Brandon Todd represents Ward 4 on the D.C. Council. (AFRO File Photo)

While most of his colleagues up for re-election in 2016 have drawn opponents, none have surfaced to challenge D.C. Council member Brandon Todd (D-Ward 4) as of yet. Todd, is expected to run for re-election in the June 14, 2016, Democratic Party primary. He was elected in a special election in April to replace Mayor Muriel Bowser on the council.

However, Todd doesn’t have an opponent at this time and Marlena Edwards, a Ward 4 community activist and leader, thinks she knows why. “Brandon is doing an excellent job,” Edwards said. “He’s getting good reviews from neighborhood leaders and he is very accessible. He has an excellent constituent services team and they perform an extreme amount of outreach.”

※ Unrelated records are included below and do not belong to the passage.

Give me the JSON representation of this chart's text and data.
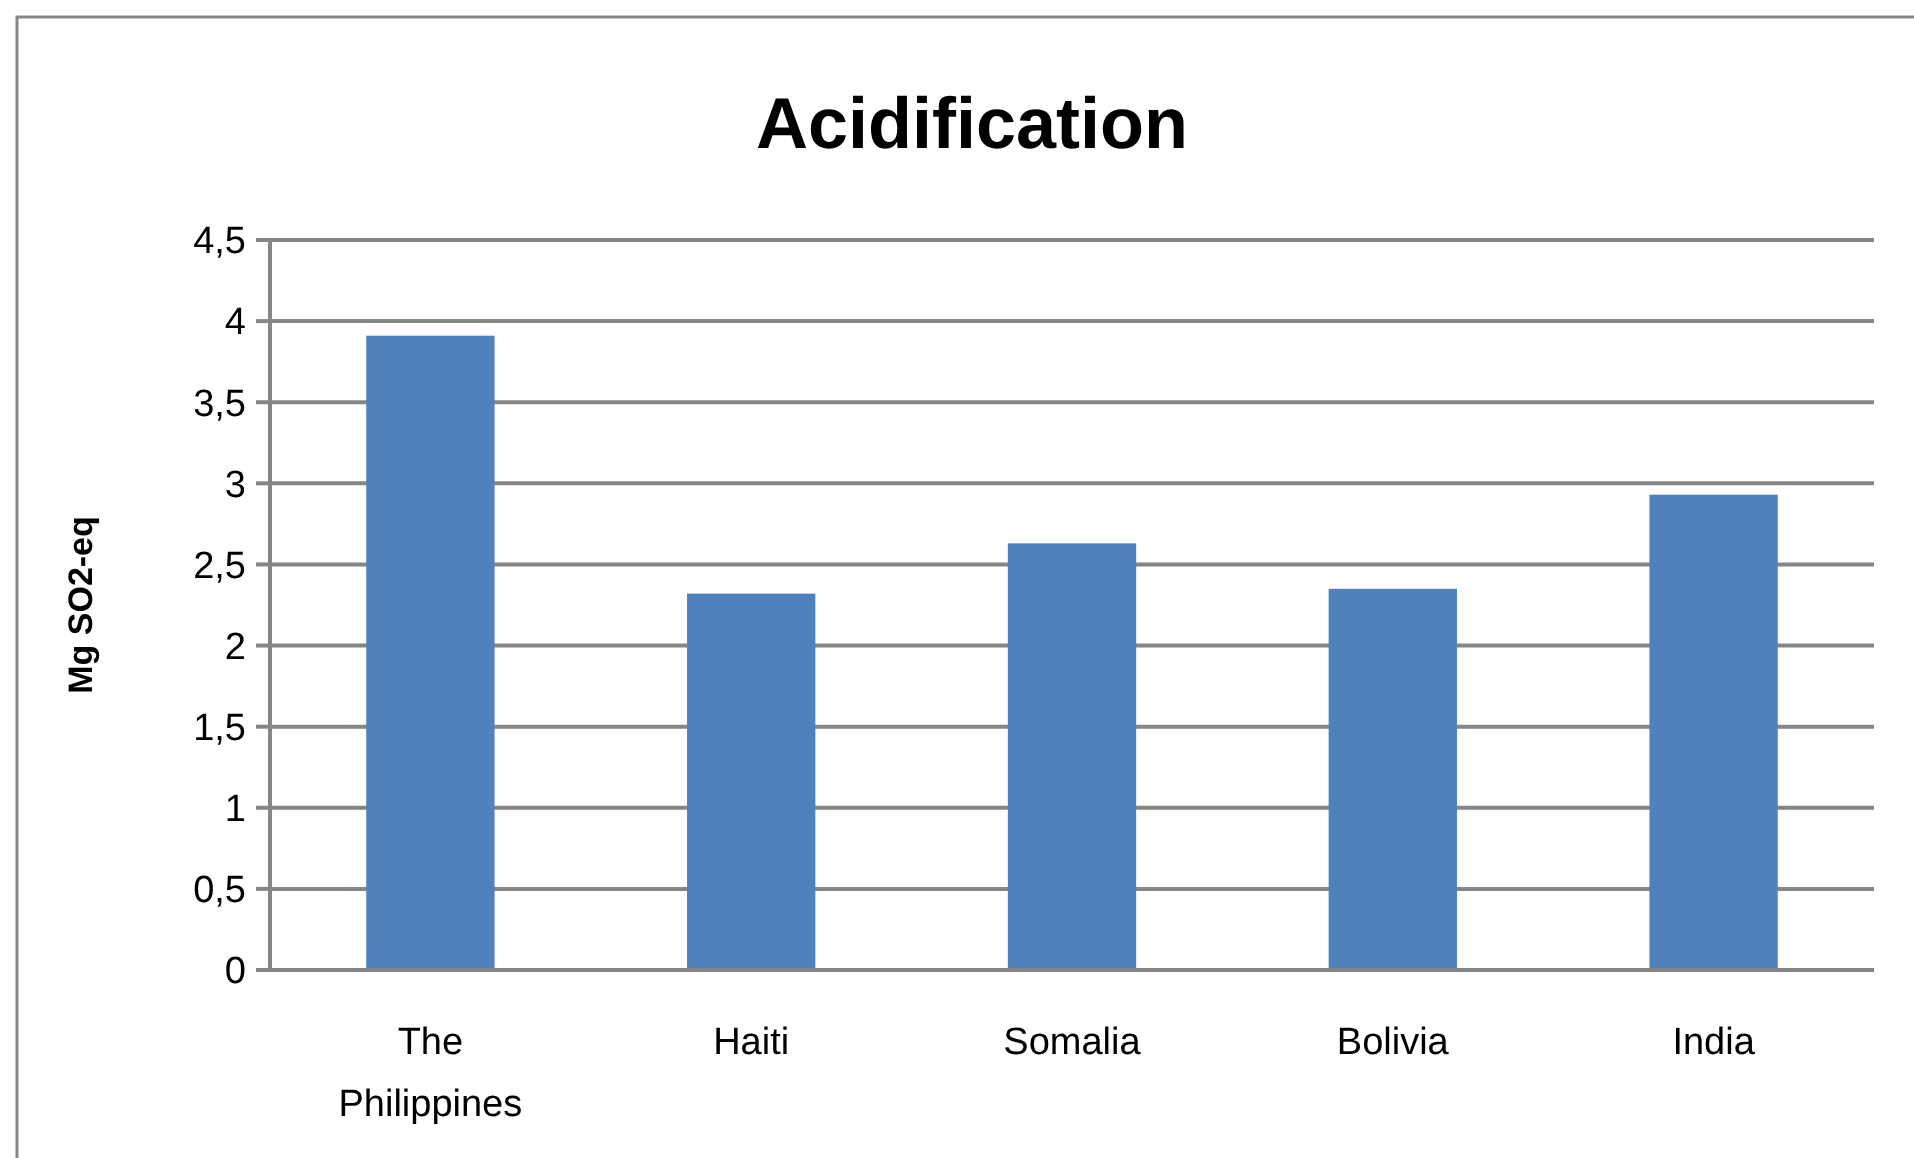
{
  "chart_data": {
    "type": "bar",
    "title": "Acidification",
    "ylabel": "Mg SO2-eq",
    "categories": [
      "The Philippines",
      "Haiti",
      "Somalia",
      "Bolivia",
      "India"
    ],
    "values": [
      3.91,
      2.32,
      2.63,
      2.35,
      2.93
    ],
    "color": "#4f81bd",
    "ylim": [
      0,
      4.5
    ],
    "yticks": [
      {
        "value": 0,
        "label": "0"
      },
      {
        "value": 0.5,
        "label": "0,5"
      },
      {
        "value": 1,
        "label": "1"
      },
      {
        "value": 1.5,
        "label": "1,5"
      },
      {
        "value": 2,
        "label": "2"
      },
      {
        "value": 2.5,
        "label": "2,5"
      },
      {
        "value": 3,
        "label": "3"
      },
      {
        "value": 3.5,
        "label": "3,5"
      },
      {
        "value": 4,
        "label": "4"
      },
      {
        "value": 4.5,
        "label": "4,5"
      }
    ],
    "grid": "y"
  }
}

Todd served in Bowser’s council office as the director of constituent services and worked in her re-election campaign in 2012 and her mayoral bid in 2014. He was also elected as a delegate to the 2012 Democratic National Convention supporting Barack Obama.

Todd represents a ward located mainly in the northern section of Northwest with a sliver of the Northeast quadrant. The ward includes upper-income Chevy Chase and upper middle-class Shepherd Park and Colonial Village with working class neighborhoods such as Riggs Park and Fort Totten.

The ward has produced three District mayors – Sharon Pratt, Adrian Fenty and Bowser – as well as former D.C. Council Chairman Arrington Dixon and former D.C. Council member Charlene Drew Jarvis. Until 2014, the ward was known for turning out the largest number of voters in local elections. Additionally, the ward has the second largest number of senior citizens in the city, a group that traditionally votes more than younger-aged residents.

Some of Todd’s colleagues have opponents, however, D.C. Council members Jack Evans (D-Ward 2) and David Grosso (I-At Large) are also running unopposed at this point.

Douglass Sloan, an advisory neighborhood commissioner and a former opponent of Todd’s in the April special election, said he has heard of a possible challenger. “I know that Dwayne Toliver is seriously considering running,” Sloan said. Toliver didn’t respond to calls from the AFRO.

Sloan said that Todd’s political future is tied with Bowser’s, especially in light of concerns about FreshPac, a political action committee she is affiliated with, and the city’s crime rate. “People are waiting to see how Muriel performs as mayor, particularly as she completes her first term,” he said. “If there is wear and tear on her in 2016, people may step up and challenge Brandon.”

Nominating petitions for the 2016 council election season will be available on Jan. 22 of next year and March 16 is the deadline for those petitions.

Everett Hamilton, a spokesperson for Todd’s special election campaign, said that the council member hasn’t launched his campaign and is looking to do that in late January or early February 2016. “Brandon wants to focus on connecting with the residents whether he has one opponent, 15 opponents or zero opponents,” he said.